TOKYO (Reuters) -Nissan Motor Co Ltd on Monday raised its electrified car sales goals and said it would boost power train production in the United States, as it looks to catch up in a segment dominated by newer automakers such as Tesla Inc.
The Japanese automaker was a pioneer in electric vehicles (EVs) with its all-battery-powered Leaf but has struggled alongside many legacy automakers in the face of increasing competition from nimbler new entrants.
Nissan now aims to have electrified vehicles – which include its advanced hybrid e-power cars – make up over 55% of global sales by fiscal 2030, up from a previous goal of 50%, it said.
The EV mix will increase to 44% by fiscal 2026 from an earlier target of 40%, Nissan said.

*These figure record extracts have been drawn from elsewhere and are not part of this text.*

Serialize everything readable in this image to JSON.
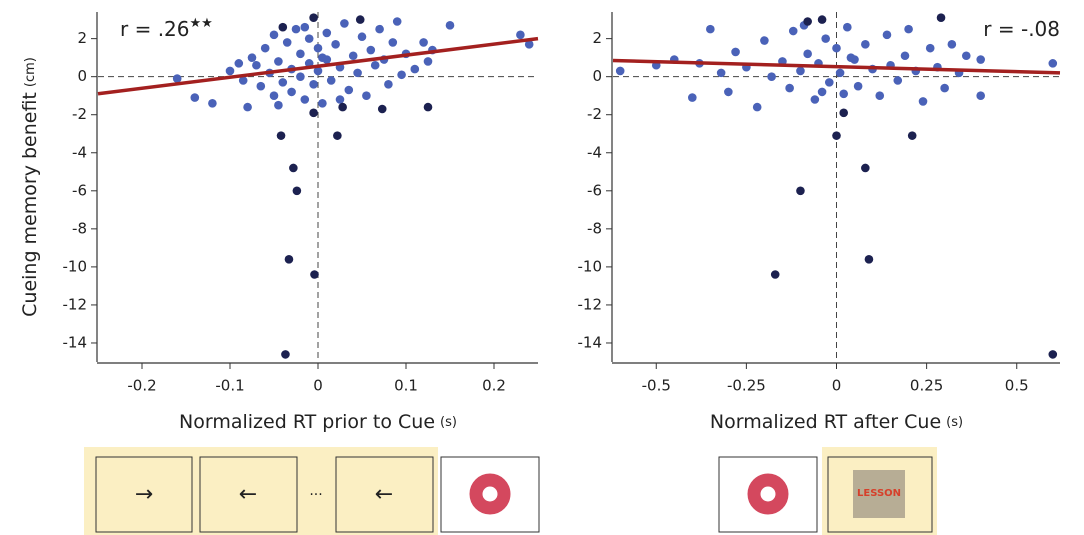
{
  "chart_data": [
    {
      "type": "scatter",
      "ylabel": "Cueing memory benefit",
      "ylabel_unit": "(cm)",
      "xlabel": "Normalized RT prior to Cue",
      "xlabel_unit": "(s)",
      "annotation": "r = .26",
      "annotation_mark": "★★",
      "xlim": [
        -0.25,
        0.25
      ],
      "ylim": [
        -15,
        3.4
      ],
      "xticks": [
        -0.2,
        -0.1,
        0,
        0.1,
        0.2
      ],
      "yticks": [
        2,
        0,
        -2,
        -4,
        -6,
        -8,
        -10,
        -12,
        -14
      ],
      "reference_lines": true,
      "trend_line": {
        "color": "#a3201f",
        "x": [
          -0.25,
          0.25
        ],
        "values": [
          -0.9,
          2.0
        ]
      },
      "series": [
        {
          "color": "#4a62b8",
          "x": [
            -0.16,
            -0.14,
            -0.12,
            -0.1,
            -0.09,
            -0.08,
            -0.075,
            -0.07,
            -0.065,
            -0.06,
            -0.055,
            -0.05,
            -0.05,
            -0.045,
            -0.04,
            -0.035,
            -0.03,
            -0.03,
            -0.025,
            -0.02,
            -0.02,
            -0.015,
            -0.01,
            -0.01,
            -0.005,
            0,
            0,
            0.005,
            0.01,
            0.01,
            0.015,
            0.02,
            0.025,
            0.03,
            0.035,
            0.04,
            0.045,
            0.05,
            0.055,
            0.06,
            0.065,
            0.07,
            0.075,
            0.08,
            0.085,
            0.09,
            0.095,
            0.1,
            0.11,
            0.12,
            0.125,
            0.13,
            0.15,
            0.23,
            0.24,
            -0.085,
            -0.045,
            0.005,
            0.025,
            -0.015
          ],
          "values": [
            -0.1,
            -1.1,
            -1.4,
            0.3,
            0.7,
            -1.6,
            1.0,
            0.6,
            -0.5,
            1.5,
            0.2,
            -1.0,
            2.2,
            0.8,
            -0.3,
            1.8,
            0.4,
            -0.8,
            2.5,
            1.2,
            0.0,
            -1.2,
            0.7,
            2.0,
            -0.4,
            1.5,
            0.3,
            -1.4,
            2.3,
            0.9,
            -0.2,
            1.7,
            0.5,
            2.8,
            -0.7,
            1.1,
            0.2,
            2.1,
            -1.0,
            1.4,
            0.6,
            2.5,
            0.9,
            -0.4,
            1.8,
            2.9,
            0.1,
            1.2,
            0.4,
            1.8,
            0.8,
            1.4,
            2.7,
            2.2,
            1.7,
            -0.2,
            -1.5,
            1.0,
            -1.2,
            2.6
          ]
        },
        {
          "color": "#1c2150",
          "x": [
            -0.042,
            -0.028,
            -0.024,
            -0.033,
            -0.004,
            -0.037,
            0.022,
            -0.005,
            0.073,
            0.125,
            0.028,
            0.048,
            -0.005,
            -0.04
          ],
          "values": [
            -3.1,
            -4.8,
            -6.0,
            -9.6,
            -10.4,
            -14.6,
            -3.1,
            -1.9,
            -1.7,
            -1.6,
            -1.6,
            3.0,
            3.1,
            2.6
          ]
        }
      ]
    },
    {
      "type": "scatter",
      "xlabel": "Normalized RT after Cue",
      "xlabel_unit": "(s)",
      "annotation": "r = -.08",
      "xlim": [
        -0.62,
        0.62
      ],
      "ylim": [
        -15,
        3.4
      ],
      "xticks": [
        -0.5,
        -0.25,
        0,
        0.25,
        0.5
      ],
      "yticks": [
        2,
        0,
        -2,
        -4,
        -6,
        -8,
        -10,
        -12,
        -14
      ],
      "reference_lines": true,
      "trend_line": {
        "color": "#a3201f",
        "x": [
          -0.62,
          0.62
        ],
        "values": [
          0.85,
          0.2
        ]
      },
      "series": [
        {
          "color": "#4a62b8",
          "x": [
            -0.6,
            -0.5,
            -0.45,
            -0.4,
            -0.38,
            -0.35,
            -0.32,
            -0.3,
            -0.28,
            -0.25,
            -0.22,
            -0.2,
            -0.18,
            -0.15,
            -0.13,
            -0.12,
            -0.1,
            -0.08,
            -0.06,
            -0.05,
            -0.03,
            -0.02,
            0,
            0.01,
            0.02,
            0.03,
            0.05,
            0.06,
            0.08,
            0.1,
            0.12,
            0.14,
            0.15,
            0.17,
            0.19,
            0.2,
            0.22,
            0.24,
            0.26,
            0.28,
            0.3,
            0.32,
            0.34,
            0.36,
            0.4,
            0.4,
            0.6,
            -0.04,
            0.04,
            -0.09
          ],
          "values": [
            0.3,
            0.6,
            0.9,
            -1.1,
            0.7,
            2.5,
            0.2,
            -0.8,
            1.3,
            0.5,
            -1.6,
            1.9,
            0.0,
            0.8,
            -0.6,
            2.4,
            0.3,
            1.2,
            -1.2,
            0.7,
            2.0,
            -0.3,
            1.5,
            0.2,
            -0.9,
            2.6,
            0.9,
            -0.5,
            1.7,
            0.4,
            -1.0,
            2.2,
            0.6,
            -0.2,
            1.1,
            2.5,
            0.3,
            -1.3,
            1.5,
            0.5,
            -0.6,
            1.7,
            0.2,
            1.1,
            -1.0,
            0.9,
            0.7,
            -0.8,
            1.0,
            2.7
          ]
        },
        {
          "color": "#1c2150",
          "x": [
            0,
            0.08,
            -0.1,
            0.09,
            -0.17,
            0.6,
            0.21,
            -0.08,
            0.29,
            -0.04,
            0.02
          ],
          "values": [
            -3.1,
            -4.8,
            -6.0,
            -9.6,
            -10.4,
            -14.6,
            -3.1,
            2.9,
            3.1,
            3.0,
            -1.9
          ]
        }
      ]
    }
  ],
  "panels": {
    "arrows": [
      "→",
      "←",
      "···",
      "←"
    ],
    "lesson": "LESSON"
  }
}
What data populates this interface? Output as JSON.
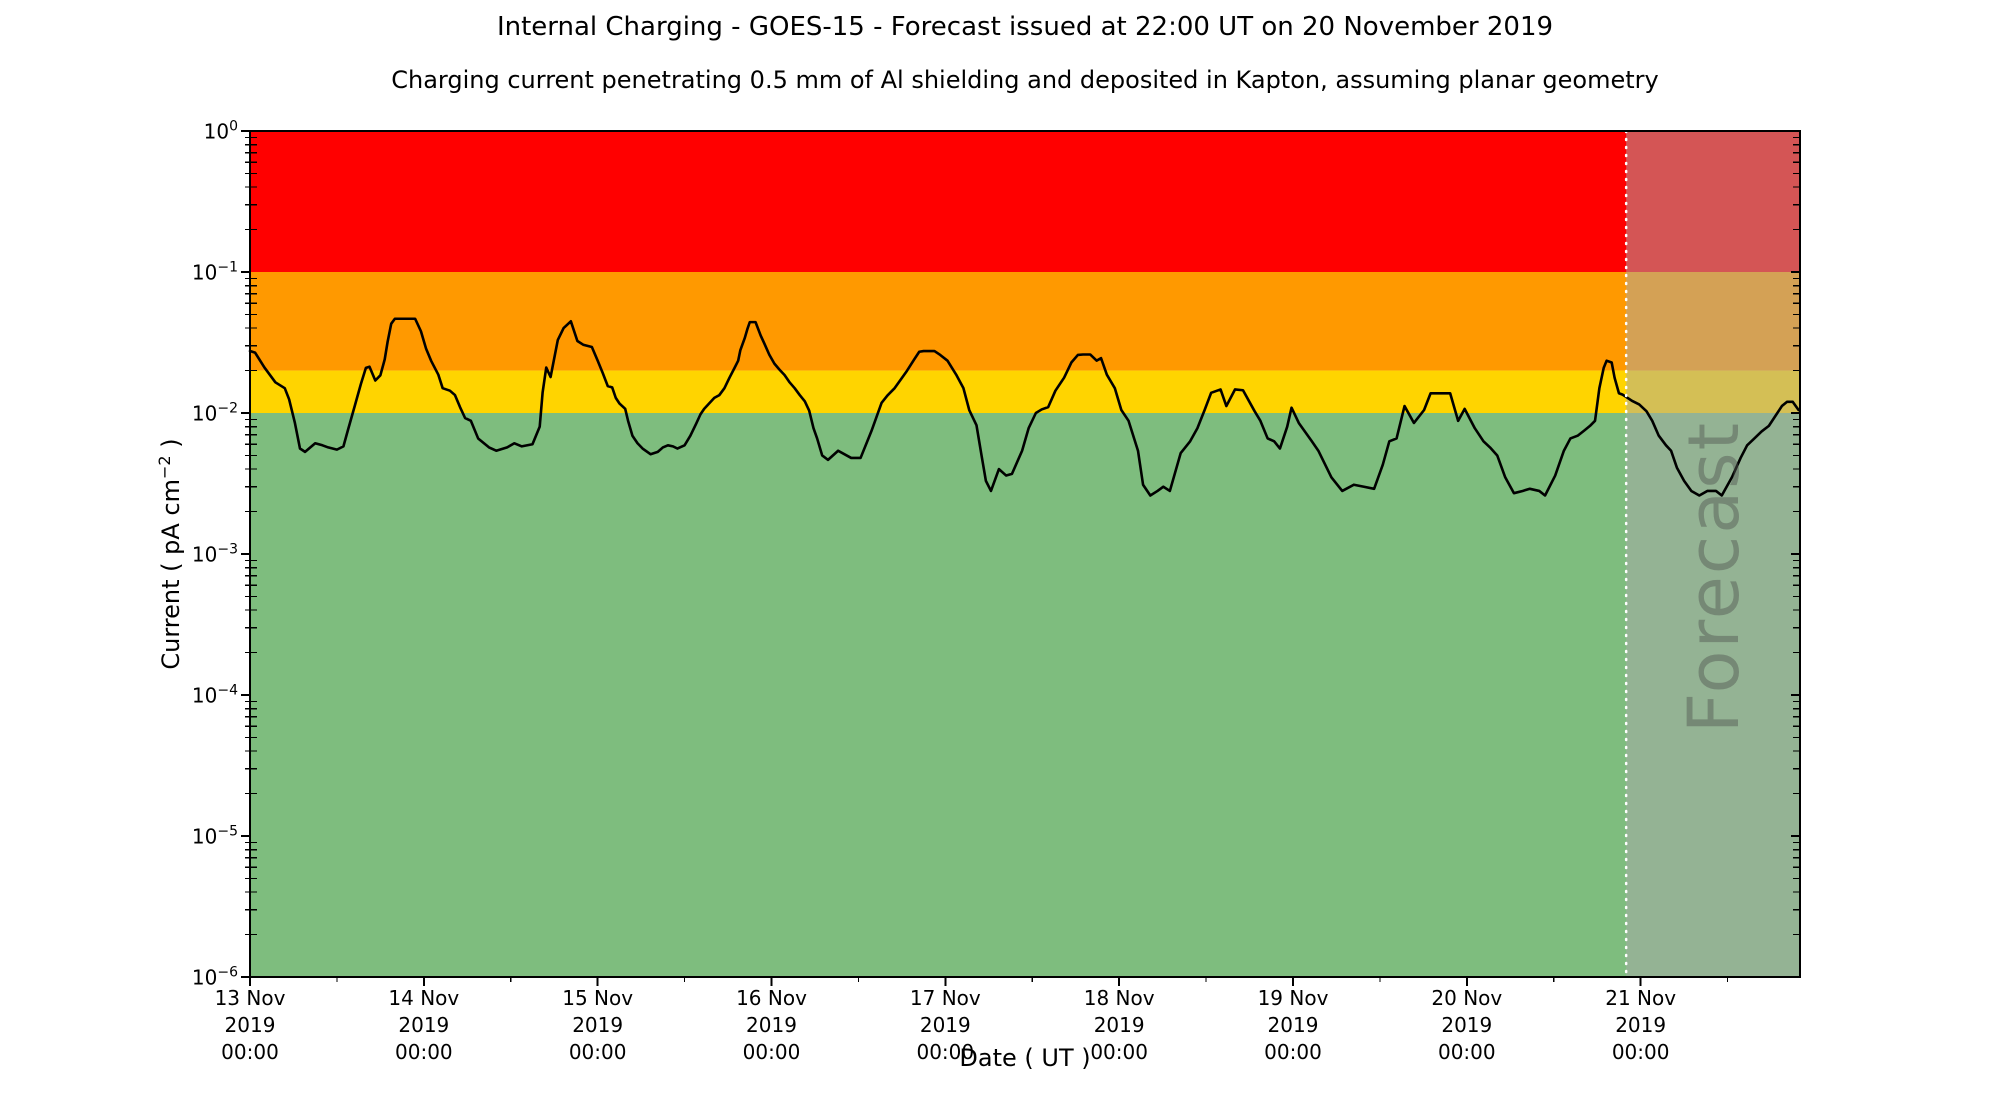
{
  "figure": {
    "title": "Internal Charging - GOES-15 - Forecast issued at 22:00 UT on 20 November 2019",
    "subtitle": "Charging current penetrating 0.5 mm of Al shielding and deposited in Kapton, assuming planar geometry",
    "background_color": "#ffffff"
  },
  "x_axis": {
    "label": "Date ( UT )",
    "ticks": [
      {
        "date": "13 Nov",
        "year": "2019",
        "time": "00:00"
      },
      {
        "date": "14 Nov",
        "year": "2019",
        "time": "00:00"
      },
      {
        "date": "15 Nov",
        "year": "2019",
        "time": "00:00"
      },
      {
        "date": "16 Nov",
        "year": "2019",
        "time": "00:00"
      },
      {
        "date": "17 Nov",
        "year": "2019",
        "time": "00:00"
      },
      {
        "date": "18 Nov",
        "year": "2019",
        "time": "00:00"
      },
      {
        "date": "19 Nov",
        "year": "2019",
        "time": "00:00"
      },
      {
        "date": "20 Nov",
        "year": "2019",
        "time": "00:00"
      },
      {
        "date": "21 Nov",
        "year": "2019",
        "time": "00:00"
      }
    ],
    "minor_tick_interval_hours": 12
  },
  "y_axis": {
    "label_prefix": "Current ( pA cm",
    "label_sup": "−2",
    "label_suffix": " )",
    "tick_exponents": [
      0,
      -1,
      -2,
      -3,
      -4,
      -5,
      -6
    ]
  },
  "chart_data": {
    "type": "line",
    "title": "Internal Charging - GOES-15 - Forecast issued at 22:00 UT on 20 November 2019",
    "subtitle": "Charging current penetrating 0.5 mm of Al shielding and deposited in Kapton, assuming planar geometry",
    "xlabel": "Date ( UT )",
    "ylabel": "Current ( pA cm^-2 )",
    "y_scale": "log",
    "ylim": [
      1e-06,
      1
    ],
    "x_start": "13 Nov 2019 00:00 UT",
    "x_end_hours": 214,
    "grid": false,
    "legend": false,
    "bands": [
      {
        "name": "red-alert",
        "from": 0.1,
        "to": 1,
        "color": "#FF0000"
      },
      {
        "name": "orange-alert",
        "from": 0.02,
        "to": 0.1,
        "color": "#FF9900"
      },
      {
        "name": "yellow-alert",
        "from": 0.01,
        "to": 0.02,
        "color": "#FFD400"
      },
      {
        "name": "green-quiet",
        "from": 1e-06,
        "to": 0.01,
        "color": "#7EBD7E"
      }
    ],
    "forecast": {
      "label": "Forecast",
      "start_hour": 190,
      "start_time": "20 Nov 2019 22:00 UT",
      "overlay_color": "rgba(170,170,170,0.5)",
      "divider_color": "#ffffff",
      "divider_style": "dotted"
    },
    "series": [
      {
        "name": "charging-current",
        "color": "#000000",
        "units": "pA cm^-2",
        "points": [
          [
            0,
            0.0275
          ],
          [
            0.7,
            0.0268
          ],
          [
            2,
            0.021
          ],
          [
            3.5,
            0.0165
          ],
          [
            4.8,
            0.015
          ],
          [
            5.4,
            0.0125
          ],
          [
            6.2,
            0.0085
          ],
          [
            6.9,
            0.0056
          ],
          [
            7.6,
            0.0053
          ],
          [
            9,
            0.0061
          ],
          [
            10,
            0.0059
          ],
          [
            10.8,
            0.0057
          ],
          [
            12,
            0.0055
          ],
          [
            12.9,
            0.0058
          ],
          [
            13.5,
            0.0075
          ],
          [
            14.5,
            0.0114
          ],
          [
            15.3,
            0.016
          ],
          [
            16,
            0.0209
          ],
          [
            16.5,
            0.0213
          ],
          [
            17.3,
            0.017
          ],
          [
            18,
            0.0185
          ],
          [
            18.6,
            0.024
          ],
          [
            19,
            0.032
          ],
          [
            19.5,
            0.043
          ],
          [
            20,
            0.0466
          ],
          [
            22.8,
            0.0466
          ],
          [
            23.6,
            0.038
          ],
          [
            24.3,
            0.0287
          ],
          [
            25,
            0.0235
          ],
          [
            26,
            0.0187
          ],
          [
            26.6,
            0.015
          ],
          [
            27.6,
            0.0144
          ],
          [
            28.3,
            0.0134
          ],
          [
            29,
            0.011
          ],
          [
            29.7,
            0.0092
          ],
          [
            30.5,
            0.0088
          ],
          [
            31.5,
            0.0066
          ],
          [
            33,
            0.0057
          ],
          [
            34,
            0.0054
          ],
          [
            35.5,
            0.0057
          ],
          [
            36.5,
            0.0061
          ],
          [
            37.5,
            0.0058
          ],
          [
            39,
            0.006
          ],
          [
            40,
            0.008
          ],
          [
            40.4,
            0.014
          ],
          [
            40.9,
            0.021
          ],
          [
            41.5,
            0.018
          ],
          [
            42.5,
            0.033
          ],
          [
            43.3,
            0.04
          ],
          [
            44.3,
            0.0447
          ],
          [
            45.2,
            0.0324
          ],
          [
            46,
            0.0305
          ],
          [
            47.2,
            0.0294
          ],
          [
            48,
            0.0235
          ],
          [
            48.7,
            0.0192
          ],
          [
            49.4,
            0.0155
          ],
          [
            50,
            0.0152
          ],
          [
            50.5,
            0.0128
          ],
          [
            51,
            0.0117
          ],
          [
            51.8,
            0.0107
          ],
          [
            52.2,
            0.0088
          ],
          [
            52.8,
            0.0069
          ],
          [
            53.5,
            0.0061
          ],
          [
            54.2,
            0.0056
          ],
          [
            55.3,
            0.0051
          ],
          [
            56.3,
            0.0053
          ],
          [
            57,
            0.0057
          ],
          [
            57.7,
            0.0059
          ],
          [
            58.4,
            0.0058
          ],
          [
            59,
            0.0056
          ],
          [
            60,
            0.0059
          ],
          [
            60.8,
            0.0069
          ],
          [
            61.6,
            0.0084
          ],
          [
            62.2,
            0.0098
          ],
          [
            62.7,
            0.0107
          ],
          [
            63.4,
            0.0117
          ],
          [
            64.1,
            0.0128
          ],
          [
            64.8,
            0.0134
          ],
          [
            65.5,
            0.015
          ],
          [
            66.2,
            0.0178
          ],
          [
            66.9,
            0.0209
          ],
          [
            67.4,
            0.0235
          ],
          [
            67.7,
            0.0279
          ],
          [
            68.3,
            0.0339
          ],
          [
            68.7,
            0.0398
          ],
          [
            69,
            0.0441
          ],
          [
            69.8,
            0.0441
          ],
          [
            70.5,
            0.0355
          ],
          [
            71,
            0.0312
          ],
          [
            71.7,
            0.0259
          ],
          [
            72.4,
            0.0224
          ],
          [
            73.1,
            0.0203
          ],
          [
            73.8,
            0.0186
          ],
          [
            74.5,
            0.0165
          ],
          [
            75.2,
            0.015
          ],
          [
            75.9,
            0.0134
          ],
          [
            76.6,
            0.0121
          ],
          [
            77.2,
            0.0104
          ],
          [
            77.8,
            0.0078
          ],
          [
            78.3,
            0.0066
          ],
          [
            79,
            0.005
          ],
          [
            79.8,
            0.00465
          ],
          [
            81.2,
            0.0054
          ],
          [
            83,
            0.0048
          ],
          [
            84.3,
            0.0048
          ],
          [
            85.8,
            0.00745
          ],
          [
            87.2,
            0.0118
          ],
          [
            88,
            0.0133
          ],
          [
            89,
            0.015
          ],
          [
            90.7,
            0.0199
          ],
          [
            91.7,
            0.024
          ],
          [
            92.4,
            0.0272
          ],
          [
            93,
            0.0275
          ],
          [
            94.5,
            0.0275
          ],
          [
            95.3,
            0.0258
          ],
          [
            96.3,
            0.0235
          ],
          [
            97.5,
            0.0187
          ],
          [
            98.5,
            0.015
          ],
          [
            99.3,
            0.0105
          ],
          [
            100.3,
            0.0082
          ],
          [
            101,
            0.005
          ],
          [
            101.6,
            0.0033
          ],
          [
            102.3,
            0.0028
          ],
          [
            103.4,
            0.004
          ],
          [
            104.4,
            0.0036
          ],
          [
            105.2,
            0.0037
          ],
          [
            106.6,
            0.0054
          ],
          [
            107.5,
            0.0078
          ],
          [
            108.5,
            0.01
          ],
          [
            109.3,
            0.0106
          ],
          [
            110.2,
            0.011
          ],
          [
            111.2,
            0.0144
          ],
          [
            112.4,
            0.0178
          ],
          [
            113.4,
            0.0228
          ],
          [
            114.3,
            0.0258
          ],
          [
            115,
            0.026
          ],
          [
            116,
            0.026
          ],
          [
            116.9,
            0.0235
          ],
          [
            117.5,
            0.0245
          ],
          [
            118.3,
            0.0187
          ],
          [
            119.4,
            0.015
          ],
          [
            120.3,
            0.0105
          ],
          [
            121.3,
            0.0088
          ],
          [
            122.6,
            0.0054
          ],
          [
            123.3,
            0.0031
          ],
          [
            124.3,
            0.0026
          ],
          [
            125.3,
            0.0028
          ],
          [
            126.1,
            0.003
          ],
          [
            127,
            0.0028
          ],
          [
            128.5,
            0.0052
          ],
          [
            129.8,
            0.0063
          ],
          [
            130.8,
            0.0078
          ],
          [
            131.8,
            0.0105
          ],
          [
            132.7,
            0.0139
          ],
          [
            134,
            0.0147
          ],
          [
            134.8,
            0.0112
          ],
          [
            136,
            0.0147
          ],
          [
            137.1,
            0.0145
          ],
          [
            138.7,
            0.0103
          ],
          [
            139.5,
            0.0088
          ],
          [
            140.5,
            0.0066
          ],
          [
            141.4,
            0.0063
          ],
          [
            142.2,
            0.0056
          ],
          [
            143.2,
            0.008
          ],
          [
            143.8,
            0.0109
          ],
          [
            144.8,
            0.0085
          ],
          [
            146.6,
            0.0063
          ],
          [
            147.5,
            0.0054
          ],
          [
            149.3,
            0.0035
          ],
          [
            150.8,
            0.0028
          ],
          [
            152.4,
            0.0031
          ],
          [
            153.8,
            0.003
          ],
          [
            155.2,
            0.0029
          ],
          [
            156.4,
            0.0043
          ],
          [
            157.3,
            0.0063
          ],
          [
            158.3,
            0.0066
          ],
          [
            159.4,
            0.0112
          ],
          [
            160.7,
            0.0085
          ],
          [
            162.1,
            0.0105
          ],
          [
            163,
            0.0138
          ],
          [
            165.7,
            0.0138
          ],
          [
            166.8,
            0.0088
          ],
          [
            167.7,
            0.0107
          ],
          [
            169.1,
            0.0078
          ],
          [
            170.3,
            0.0063
          ],
          [
            171.2,
            0.0057
          ],
          [
            172.2,
            0.005
          ],
          [
            173.3,
            0.0035
          ],
          [
            174.5,
            0.0027
          ],
          [
            175.7,
            0.0028
          ],
          [
            176.7,
            0.0029
          ],
          [
            178,
            0.0028
          ],
          [
            178.8,
            0.0026
          ],
          [
            180.2,
            0.0036
          ],
          [
            181.4,
            0.0054
          ],
          [
            182.3,
            0.0066
          ],
          [
            183.3,
            0.0069
          ],
          [
            184.2,
            0.0075
          ],
          [
            185,
            0.0081
          ],
          [
            185.7,
            0.0088
          ],
          [
            186.3,
            0.015
          ],
          [
            186.9,
            0.0209
          ],
          [
            187.3,
            0.0235
          ],
          [
            188,
            0.0228
          ],
          [
            188.4,
            0.0178
          ],
          [
            189,
            0.0138
          ],
          [
            189.5,
            0.0135
          ],
          [
            190,
            0.013
          ],
          [
            190.8,
            0.0122
          ],
          [
            191.8,
            0.0115
          ],
          [
            192.8,
            0.0103
          ],
          [
            193.6,
            0.0088
          ],
          [
            194.5,
            0.0069
          ],
          [
            195.5,
            0.0059
          ],
          [
            196.2,
            0.0054
          ],
          [
            197,
            0.0041
          ],
          [
            198,
            0.0033
          ],
          [
            199,
            0.0028
          ],
          [
            200.1,
            0.0026
          ],
          [
            201.2,
            0.0028
          ],
          [
            202.4,
            0.0028
          ],
          [
            203.2,
            0.0026
          ],
          [
            204.6,
            0.0035
          ],
          [
            205.8,
            0.0048
          ],
          [
            206.7,
            0.0059
          ],
          [
            207.7,
            0.0066
          ],
          [
            208.7,
            0.0074
          ],
          [
            209.7,
            0.0081
          ],
          [
            210.7,
            0.0097
          ],
          [
            211.5,
            0.0112
          ],
          [
            212.2,
            0.012
          ],
          [
            213,
            0.012
          ],
          [
            213.8,
            0.0105
          ]
        ]
      }
    ]
  }
}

The automaker plans 27 new electrified vehicles by that year, 19 of which will be all-battery EVs, it said in a statement. That compared with its previous plan of 23 electrified vehicles including 15 all-battery EVs.
In addition to EV production at its Smyrna, Tennessee plant, Nissan plans to build electric power trains at its Decherd plant in the same state to help it meet requirements for the Inflation Reduction Act, Chief Operating Officer Ashwani Gupta said on Monday.
The company is looking into adding a second source of batteries produced in the U.S., he said, which would contribute towards existing supply from Envision AESC. Nissan is confident it will be in compliance with the Act due to the localisation of battery production starting from 2026.
“IRA is challenging, but on the other side, it’s an opportunity to accelerate the competitive electrification,” he said in an online briefing.